Aktueller hätte das Thema des
Wissenschaftscafés Chur am Donnerstagabend kaum sein können: «Zweitsprachen in
der Volksschule – Chance oder Überforderung?» . Vier Experten diskutierten
darüber im Café «B12».
vlnr: Vincenzo Todisco, Henriette Dausend, Simone Pfenninger, Urs Kalberer, Bild: Yanik Bürkli
Fremdsprachenunterricht - gefragt ist Qualität, Bündner Tagblatt, 14.5.
«Früher oder später?», diese Frage stand im Zentrum der
Diskussionsrunde, die vom Rektor der PH Graubünden, Gian-Paolo Curcio, geführt
wurde. Simone Pfenninger, Oberassistentin am Englischen Seminar der Universität
Zürich, legte ihre Forschungsergebnisse zum Erwerb von Zweitsprachen dar und
betonte, dass das Alter – anders als beim natürlichen Spracherwerb – im
Schulkontext eine «untergeordnete Rolle» spiele. Wichtiger als der frühe Beginn
sei etwa das intensivere Lernen über einen kurzen Zeitraum hinweg.
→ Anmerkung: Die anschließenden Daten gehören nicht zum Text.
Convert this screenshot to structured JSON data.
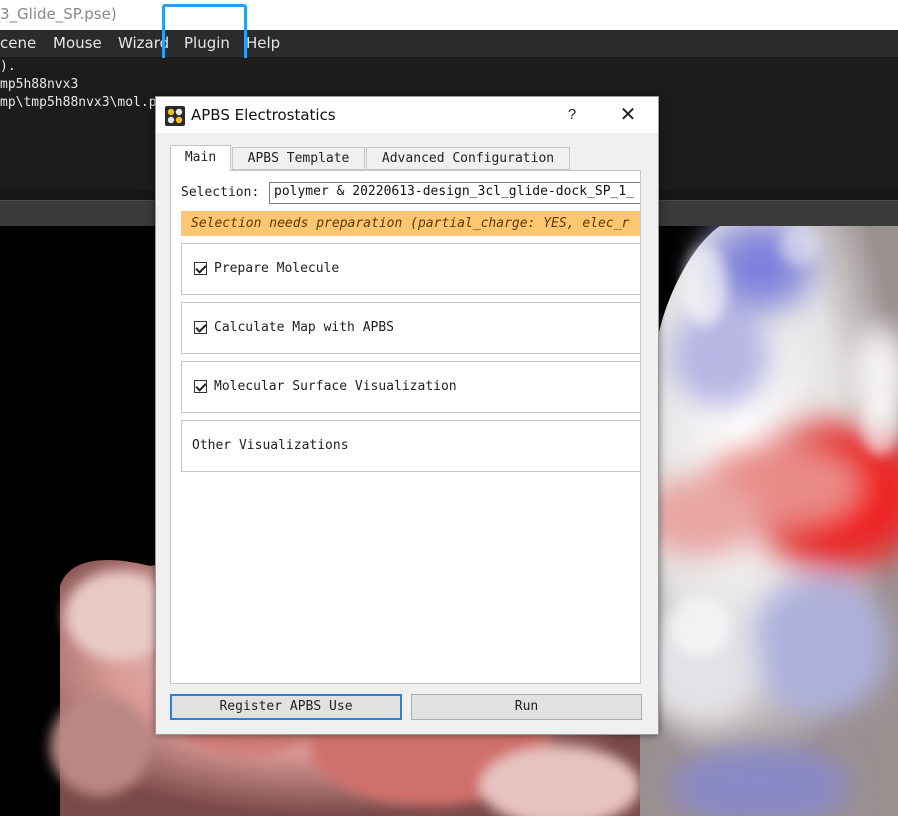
{
  "window": {
    "title": "3_Glide_SP.pse)"
  },
  "menubar": {
    "items": [
      "cene",
      "Mouse",
      "Wizard",
      "Plugin",
      "Help"
    ]
  },
  "console": {
    "lines": [
      ").",
      "mp5h88nvx3",
      "mp\\tmp5h88nvx3\\mol.p"
    ]
  },
  "dialog": {
    "title": "APBS Electrostatics",
    "help": "?",
    "close": "✕",
    "icons": {
      "app": "apbs-logo-icon"
    },
    "tabs": [
      "Main",
      "APBS Template",
      "Advanced Configuration"
    ],
    "selection_label": "Selection:",
    "selection_value": "polymer & 20220613-design_3cl_glide-dock_SP_1_",
    "warning": "Selection needs preparation (partial_charge: YES, elec_r",
    "sections": [
      {
        "label": "Prepare Molecule",
        "checked": true
      },
      {
        "label": "Calculate Map with APBS",
        "checked": true
      },
      {
        "label": "Molecular Surface Visualization",
        "checked": true
      },
      {
        "label": "Other Visualizations",
        "checked": false
      }
    ],
    "buttons": {
      "register": "Register APBS Use",
      "run": "Run"
    }
  },
  "colors": {
    "highlight": "#2d9df0",
    "warning_bg": "#fdc772",
    "menubar_bg": "#2b2b2b",
    "console_bg": "#1c1c1c"
  }
}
Neben
Intensität gehören gemäss Pfenninger auch die Lehrperson oder die Klassengrösse
zu den zentralen Faktoren, die den Spracherwerb beeinflussen.
Urs Kalberer, Sprachdidaktiker und Sekundarlehrer, sprach sich
klar für einen späten Fremdsprachenunterricht aus. «Ältere Lerner sind in ihrer
kognitiven Entwicklung weiter», erklärte er und ergänzte, die Motivation in der
Oberstufe, besonders im Fach Englisch, sei anders und zumeist «sehr hoch».
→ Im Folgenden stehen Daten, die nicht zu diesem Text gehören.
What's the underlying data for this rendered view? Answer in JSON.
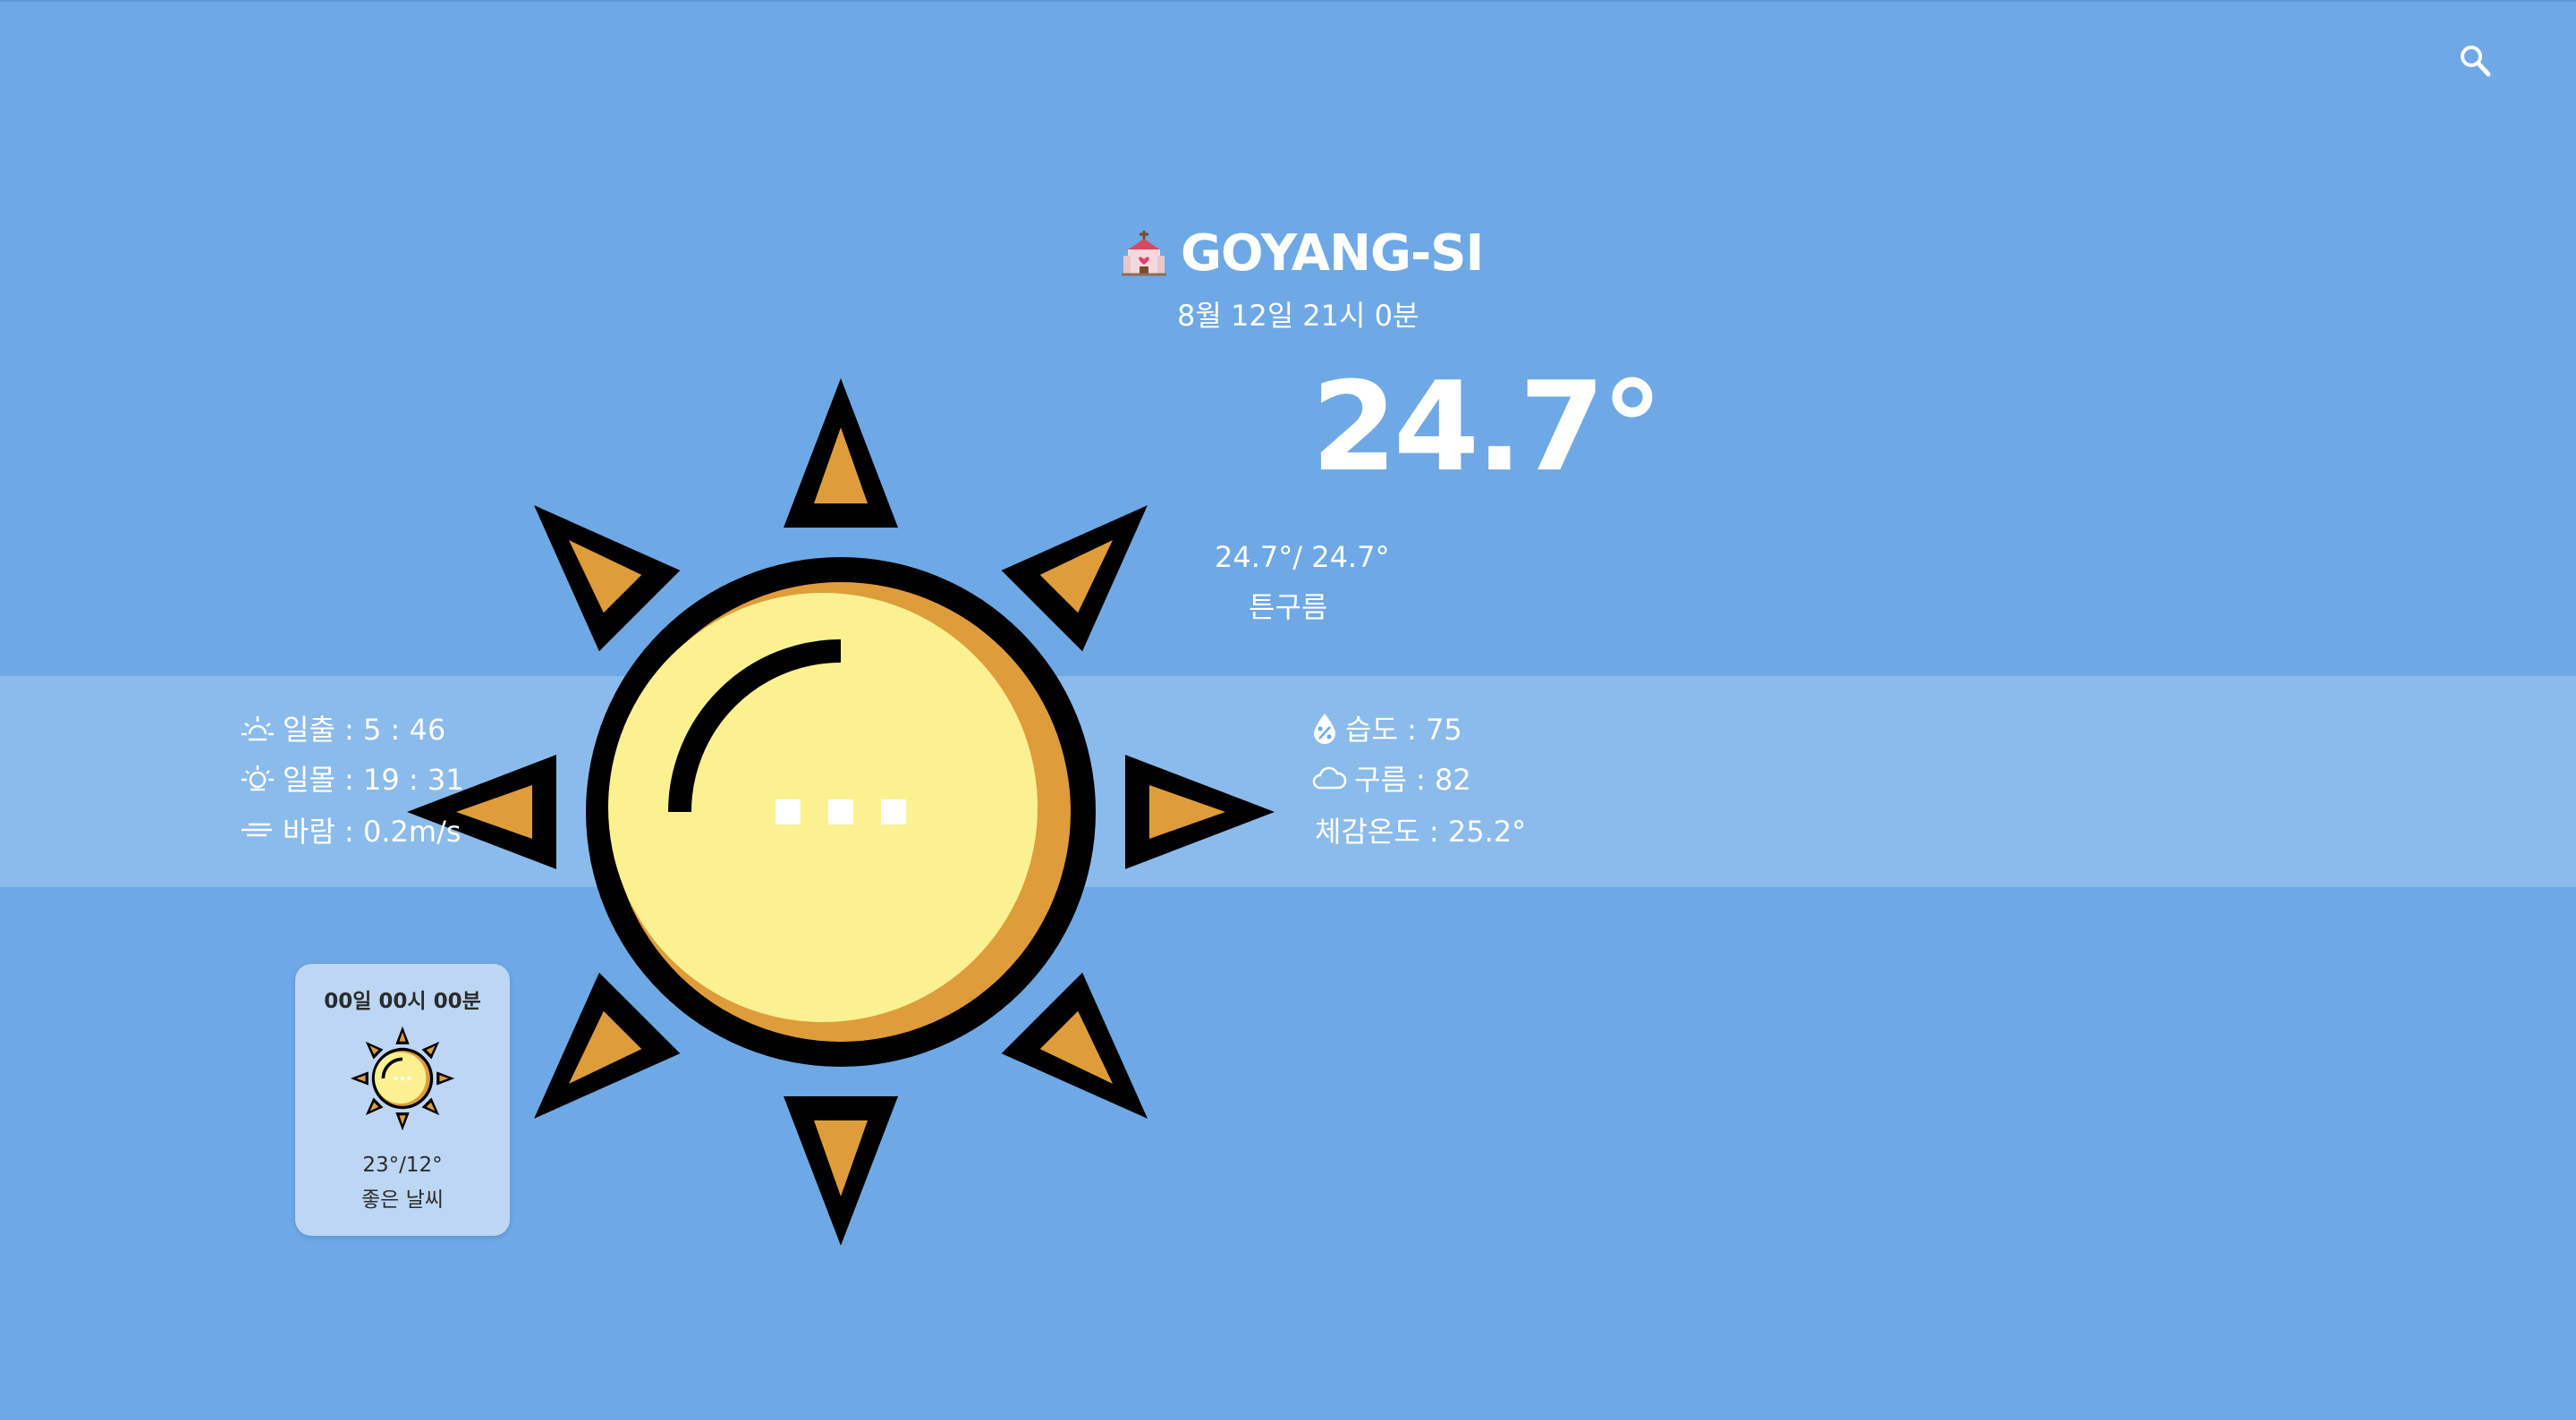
{
  "location": {
    "icon": "church-icon",
    "city": "GOYANG-SI",
    "datetime": "8월 12일 21시 0분"
  },
  "current": {
    "temperature": "24.7°",
    "min_max": "24.7°/ 24.7°",
    "description": "튼구름",
    "weather_icon": "sun-icon",
    "loading_indicator": "..."
  },
  "details_left": [
    {
      "icon": "sunrise-icon",
      "text": "일출 : 5 : 46"
    },
    {
      "icon": "sunset-icon",
      "text": "일몰 : 19 : 31"
    },
    {
      "icon": "wind-icon",
      "text": "바람 : 0.2m/s"
    }
  ],
  "details_right": [
    {
      "icon": "humidity-icon",
      "text": "습도 : 75"
    },
    {
      "icon": "cloud-icon",
      "text": "구름 : 82"
    },
    {
      "icon": "",
      "text": "체감온도 : 25.2°"
    }
  ],
  "forecast_card": {
    "time": "00일 00시 00분",
    "icon": "sun-icon",
    "temp": "23°/12°",
    "description": "좋은 날씨"
  },
  "header": {
    "search_icon": "search-icon"
  },
  "colors": {
    "background": "#6ea9e6",
    "band": "#8bbbeb",
    "card": "#bdd6f4",
    "sun_body": "#fbf191",
    "sun_shade": "#de9d3a",
    "outline": "#000000"
  }
}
Diese Meinung teilte Vincenzo Todisco nicht. Der Dozent für Didaktik der
Mehrsprachigkeit an der PH Graubünden sagte, er glaube nicht, dass älter per se
besser sei. «Es hängt davon ab, was man misst». Beim Übertritt von der Primar-
in die Oberstufe fände ein Paradigmenwechsel statt und plötzlich heisse es:
«Die Schülerinnen und Schüler können nichts.» Todisco selbst möchte den Hebel
bei der Qualität des Unterrichts ansetzen, weshalb er an der PH Modelle und
Strategien erprobe, um Fremdsprachen in der Primarschule «erfolgreich und
gewinnbringend» zu unterrichten. «Wir dürfen Kindern die Freunde an Sprachen
nicht durch eine falsche Didaktik nehmen», betonte er.
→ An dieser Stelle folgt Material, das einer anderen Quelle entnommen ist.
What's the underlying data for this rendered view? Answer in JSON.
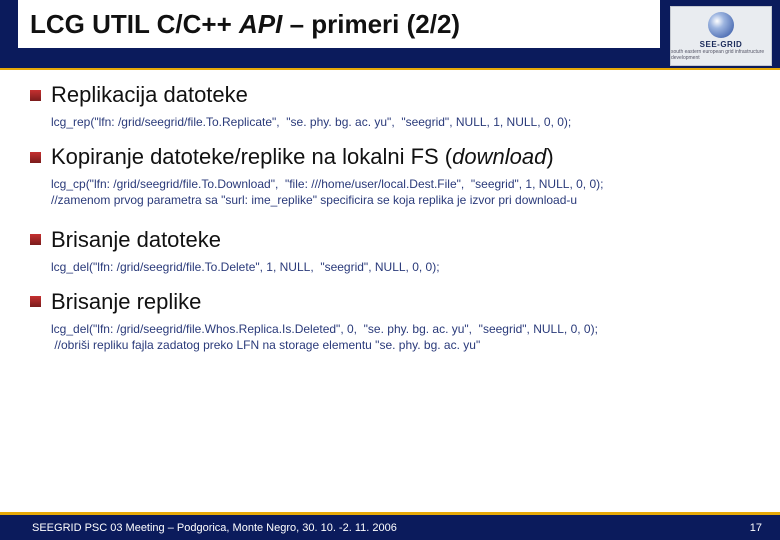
{
  "title_plain": "LCG UTIL C/C++ ",
  "title_ital": "API",
  "title_rest": " – primeri (2/2)",
  "logo": {
    "small": "SEE-GRID",
    "sub": "south eastern european grid infrastructure development"
  },
  "sections": [
    {
      "title": "Replikacija datoteke",
      "title_ital": "",
      "code": "lcg_rep(\"lfn: /grid/seegrid/file.To.Replicate\",  \"se. phy. bg. ac. yu\",  \"seegrid\", NULL, 1, NULL, 0, 0);"
    },
    {
      "title": "Kopiranje datoteke/replike na lokalni FS (",
      "title_ital": "download",
      "title_close": ")",
      "code": "lcg_cp(\"lfn: /grid/seegrid/file.To.Download\",  \"file: ///home/user/local.Dest.File\",  \"seegrid\", 1, NULL, 0, 0);\n//zamenom prvog parametra sa \"surl: ime_replike\" specificira se koja replika je izvor pri download-u"
    },
    {
      "title": "Brisanje datoteke",
      "title_ital": "",
      "code": "lcg_del(\"lfn: /grid/seegrid/file.To.Delete\", 1, NULL,  \"seegrid\", NULL, 0, 0);"
    },
    {
      "title": "Brisanje replike",
      "title_ital": "",
      "code": "lcg_del(\"lfn: /grid/seegrid/file.Whos.Replica.Is.Deleted\", 0,  \"se. phy. bg. ac. yu\",  \"seegrid\", NULL, 0, 0);\n //obriši repliku fajla zadatog preko LFN na storage elementu \"se. phy. bg. ac. yu\""
    }
  ],
  "footer": {
    "text": "SEEGRID PSC 03 Meeting – Podgorica, Monte Negro, 30. 10. -2. 11. 2006",
    "page": "17"
  }
}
Erwartungen klar definieren
Dass junge Schülerinnen und Schüler grundsätzlich motivierte
Lerner sind, darüber waren sich die Experten einig. Wichtig sei es, sich über
die Erwartungen an den Fremdsprachenunterricht im Klaren zu sein, erklärte
Henriette Dausend, Juniorprofessorin für Grundschuldidaktik Englisch an der
Technischen Universität Chemnitz. «Geht es darum, auf Primarstufe für Sprache
zu sensibilisieren oder geht es um handfeste Kompetenzen?», fragte die
Professorin, die eine Fremdsprache ab der dritten Klasse prinzipiell
befürwortet. Letztlich brauche es für einen guten Unterricht überzeugte
Lehrpersonen und eine Gesellschaft, «die dazu steht». Und Todisco ergänzte,
dass Sprache bereits in der Primarschule erlebbar gemacht werden müsse. «Wenn
wir das schaffen, haben wir schon viel erreicht», meinte der Dozent.